"À partir de l'automne 1919 […] je me suis attelé pour la première fois au problème suivant : « quand doit-on conférer à une théorie un statut scientifique ? », ou encore « existe-t-il un critère permettant d'établir la nature ou le statut scientifique d'une théorie ? »
Ce qui me préoccupait à l'époque n'était pas le problème de savoir « quand une théorie est vraie », ni même « quand celle-ci est recevable ». La question que je posais était autre. Je voulais distinguer science et pseudo–science, tout en sachant pertinemment que souvent la science est dans l'erreur, tandis que le pseudo-science peut rencontrer inopinément la vérité. […]
J'avais remarqué que ceux de mes amis qui s'étaient faits les adeptes de Marx, Freud et Adler étaient sensibles à un certain nombre de traits communs aux trois théories, et tout particulièrement à leur pouvoir explicatif apparent.
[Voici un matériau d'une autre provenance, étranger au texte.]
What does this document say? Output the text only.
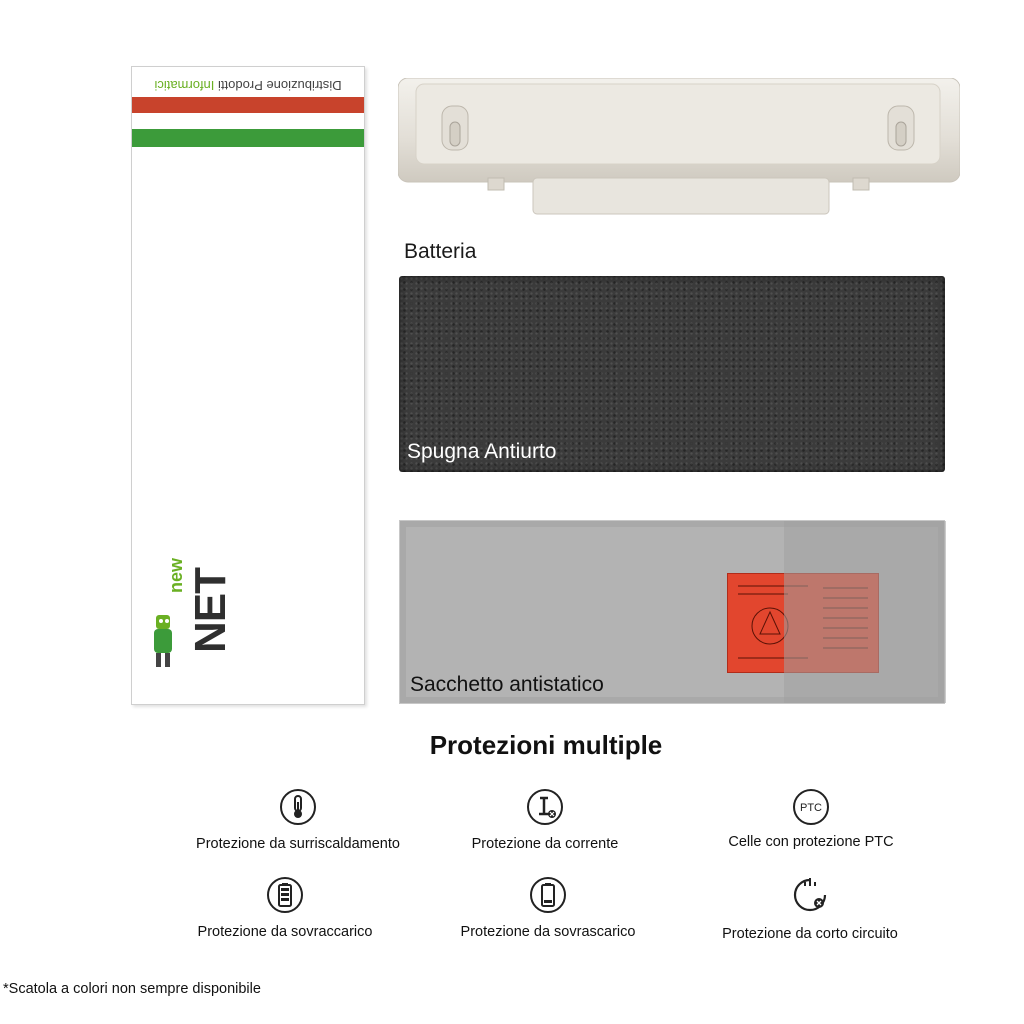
Distribuzione Prodotti Informatici
new NET
Batteria
Spugna Antiurto
Sacchetto antistatico
Protezioni multiple
Protezione da surriscaldamento	Protezione da corrente
PTC
Celle con protezione PTC
Protezione da sovraccarico	Protezione da sovrascarico	Protezione da corto circuito
*Scatola a colori non sempre disponibile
Celles-ci semblaient aptes à rendre compte de la quasi-totalité des phénomènes qui se produisaient dans leurs domaines d'attribution respectifs. L'étude de l'une quelconque de ces théories paraissait agir à la manière d'une conversion, d'une révélation intellectuelle, exposant aux regards une vérité neuve qui demeurait cachée pour ceux qui n'étaient pas encore initiés. Dès lors qu'on avait les yeux dessillés, partout l'on apercevait des confirmations : l'univers abondait en vérifications de la théorie. Sa vérité paraissait donc patente, et les incrédules étaient à l'évidence des individus qui ne voulaient pas voir la vérité manifeste et refusaient de l'apercevoir, soit parce qu'elle allait contre leurs intérêts de classe, soit en raison de refoulements non encore “analysés” mais qui requéraient de manière pressante un traitement.
Le trait le plus caractéristique de cette conjoncture intellectuelle était selon moi, le flot ininterrompu des confirmations, des observations « vérifiant » les théories en question ; et leurs partisans ne manquaient pas de souligner constamment cet aspect. Nul marxiste ne pouvait ouvrir de journal sans trouver à chaque page des faits oui venaient confirmer sa manière d'interpréter l'histoire : non seulement dans les informations, mais dans la manière même dont celles-ci étaient présentées - révélant l'orientation de classe du journal - et surtout, bien évidemment, dans ce que celui-ci, omettait de dire. Les analystes freudiens insistaient sur le fait que leurs théories se trouvaient continuellement vérifiées par leurs "observations cliniques". Quant à Adler, une expérience qu'il m'a été donné de faire m'a vivement marqué. Je lui rapportai, en 1919, un cas qui ne me semblait pas particulièrement adlérien, mais qu'il n'eut aucune difficulté à analyser à l'aide de sa théorie des sentiments d'infériorité, sans même avoir vu l'enfant. Quelque peu choqué, je lui demandai comment il pouvait être si affirmatif. Il me répondit : « grâce aux mille facettes de mon expérience » ; alors je ne pus m'empêcher de rétorquer - « avec ce nouveau cas, je présume que votre expérience en comporte désormais mille et une ».
Or je remarquai que cela n'avait pas grand sens, étant donné que tous les cas imaginables pouvaient recevoir une interprétation dans le cadre de la théorie adlérienne ou, tout aussi bien, dans le cadre freudien. J'illustrerai ceci à l'aide de deux exemples, très différents, de comportement : celui de quelqu'un qui pousse à l'eau un enfant dans l'intention de le noyer, et celui d'un individu qui ferait le sacrifice de sa vie pour tenter de sauver l'enfant. On peut rendre compte de ces deux cas, avec une égale facilité, en faisant appel à une explication de type freudien ou de type adlérien. Pour Freud, le premier individu souffre d'un refoulement (affectant, par exemple, l'une des composantes de son complexe d'Œdipe), tandis que, chez le second, la sublimation est réussie. Selon Adler, le premier souffre de sentiments d'infériorité (qui font peut-être naître en lui le besoin de se prouver à lui-même qu'il peut oser commettre un crime), tout comme le second (qui éprouve le besoin de se prouver qu'il ose sauver l'enfant). Je ne suis pas parvenu à trouver de comportement humain qui ne se laisse interpréter selon l'une et l'autre de ces théories. Or c'est précisément cette propriété – la théorie opérait dans tous les cas et se trouvait toujours confirmée – qui constituait, aux yeux des admirateurs de Freud et d'Adler, l'argument le plus convaincant en faveur de leurs théories. Et je commençais à soupçonner que cette force apparente représentait en réalité leur point faible."
Karl R. Popper, "La Science : conjectures et réfutations", 1953, in Conjectures et Réfutations, tr. fr. Michelle-Irène et Marc B. de Launay, Payot, 1994, p. 59-63.